All'atto della dichiarazione di guerra all'Austria-Ungheria, il 24 Maggio 1915, il Regno d'Italia aveva affidato la guerra nel settore dolomitico, uno dei punti strategici più importanti della guerra, alla IV Armata, con l'obiettivo di raggiungere Dobbiaco e Brunico nel tentativo di isolare il Trentino. Per una serie di circostanze negative - carenze organizzative, scarsa coordinazione tra i comandi, ritardi nei rifornimenti - l'Italia perse il momento favorevole in cui l'avversario era impreparato perchè già impegnato da un anno su altri fronti di guerra, concedendogli così il tempo di rafforzare le proprie posizioni difensive: venne così a costituirsi la tristemente famosa "Linea Gialla", ovvero il fronte di guerra delle Dolomiti, esteso nei settori di Costabella, Marmolada, Col di Lana, Val Parola, Lagazuoi, Tofane, oltre che nella zona del Monte Piana e delle Tre Cime di Lavaredo.
Differentemente dagli altri punti strategici, in cui gli attacchi venivano portati da piccole formazioni, sul Col di Lana era stata adottata la strategia "carsica", ovvero quella dello scontro frontale con attacchi condotti ad ondate successive, che mandarono allo sbaraglio migliaia di uomini ma che ottennero solo risultati parziali. Con l'arrivo dell'inverno 1915-16 emersero ulteriori carenze perchè, nella convinzione che il conflitto sarebbe durato poche settimane, l'atterzzatura di cui erano stati dotati i soldati era del tutto insufficiente ad affrontare le condizioni climatiche di una guerra ad alta quota con l'impossibilità di garantire trasporti di viveri e materiali essenziali ed il conseguente congelamento di migliaia di uomini.

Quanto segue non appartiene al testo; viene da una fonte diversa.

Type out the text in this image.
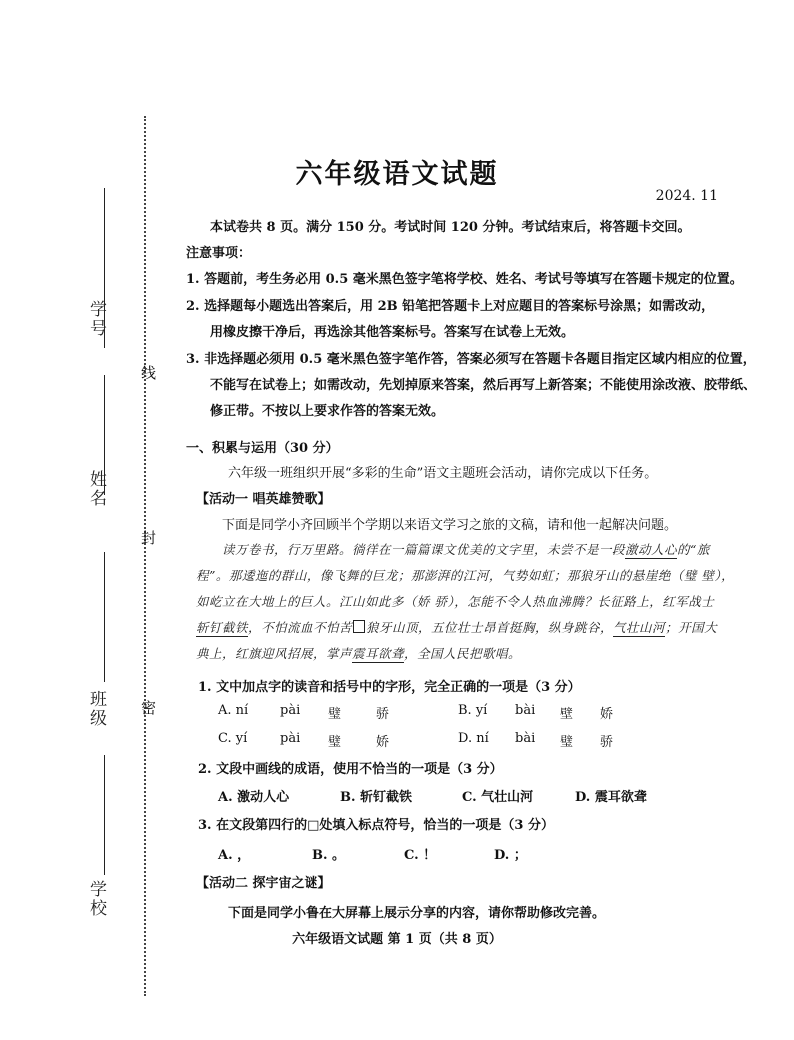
学号
姓名
班级
学校
线
封
密
六年级语文试题
2024. 11
本试卷共 8 页。满分 150 分。考试时间 120 分钟。考试结束后，将答题卡交回。
注意事项：
1. 答题前，考生务必用 0.5 毫米黑色签字笔将学校、姓名、考试号等填写在答题卡规定的位置。
2. 选择题每小题选出答案后，用 2B 铅笔把答题卡上对应题目的答案标号涂黑；如需改动，
用橡皮擦干净后，再选涂其他答案标号。答案写在试卷上无效。
3. 非选择题必须用 0.5 毫米黑色签字笔作答，答案必须写在答题卡各题目指定区域内相应的位置，
不能写在试卷上；如需改动，先划掉原来答案，然后再写上新答案；不能使用涂改液、胶带纸、
修正带。不按以上要求作答的答案无效。
一、积累与运用（30 分）
六年级一班组织开展“多彩的生命”语文主题班会活动，请你完成以下任务。
【活动一 唱英雄赞歌】
下面是同学小齐回顾半个学期以来语文学习之旅的文稿，请和他一起解决问题。
读万卷书，行万里路。徜徉在一篇篇课文优美的文字里，未尝不是一段激动人心的“旅
程”。那逶迤的群山，像飞舞的巨龙；那澎湃的江河，气势如虹；那狼牙山的悬崖绝（璧 壁），
如屹立在大地上的巨人。江山如此多（娇 骄），怎能不令人热血沸腾？长征路上，红军战士
斩钉截铁，不怕流血不怕苦 狼牙山顶，五位壮士昂首挺胸，纵身跳谷，气壮山河；开国大
典上，红旗迎风招展，掌声震耳欲聋，全国人民把歌唱。
1. 文中加点字的读音和括号中的字形，完全正确的一项是（3 分）
A. ní pài 璧	骄	B. yí bài 壁 娇
C. yí	pài 璧	娇	D. ní bài 璧 骄
2. 文段中画线的成语，使用不恰当的一项是（3 分）
A. 激动人心	B. 斩钉截铁	C. 气壮山河	D. 震耳欲聋
3. 在文段第四行的□处填入标点符号，恰当的一项是（3 分）
A. ，	B. 。	C. ！	D. ；
【活动二 探宇宙之谜】
下面是同学小鲁在大屏幕上展示分享的内容，请你帮助修改完善。
六年级语文试题 第 1 页（共 8 页）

L'aspetto fondamentale di questo conflitto è che gli eserciti contrapposti, per la prima volta nella storia dell'uomo, erano stati portati a fronteggiarsi a quote molto elevate, in un ambiente estraneo ed ostile dove, al rischio degli scontri a fuoco, si aggiungevano i pericoli costanti di una natura difficile e complessa. Gli avversari si fronteggiavano dunque senza riuscire ad avere il sopravvento e la staticità del conflitto finì con l'assumere il carattere della guerra di posizione. La necessità di trovare soluzioni che potessero sbloccare la situazione portò alla realizzazione di postazioni, gallerie, camminamenti e percorsi incisi nella roccia viva che costituiscono oggi non solo la testimonianza di una vita terribile e di un lavoro immane, ma anche di autentiche opere d'arte, meritevoli di interesse ed ammirazione.
Altra conseguenza della guerra di posizione è stata la necessità di trasformare gli scontri in una "guerra di mine", realizzando tunnel e gallerie sotterranee che, riempite di esplosivo e fatte detonare distruggevano le soprastanti posizioni avversarie. Il metodo, che nel territorio è stato ripetutamente applicato sulla Marmolada, ha avuto la conseguenza più eclatante nell'Aprile del 1916, quando con 5000 kg di esplosivo venne fatta esplodere la cima del Col di Lana, che venne immediatamente conquistata. Con la Rotta di Caporetto, gli sforzi italiani a Fodom ed in tutte le Dolomiti furono completamente vanificati; la zona fu riconquistata dal Regno d'Italia solo con la Battaglia del Piave.
A testimonianza della Grande Guerra, il territorio di Livinallongo del Col di Lana presenta numerosi monumenti: il sacrario militare di Pian di Salesei, l'ossario militare al Passo Pordoi, la chiesetta ed il momumento ai Caduti sulla sommità del Col di Lana, il Col di Lana stesso, ancora squarciato dall'immensa esplosione del 1917.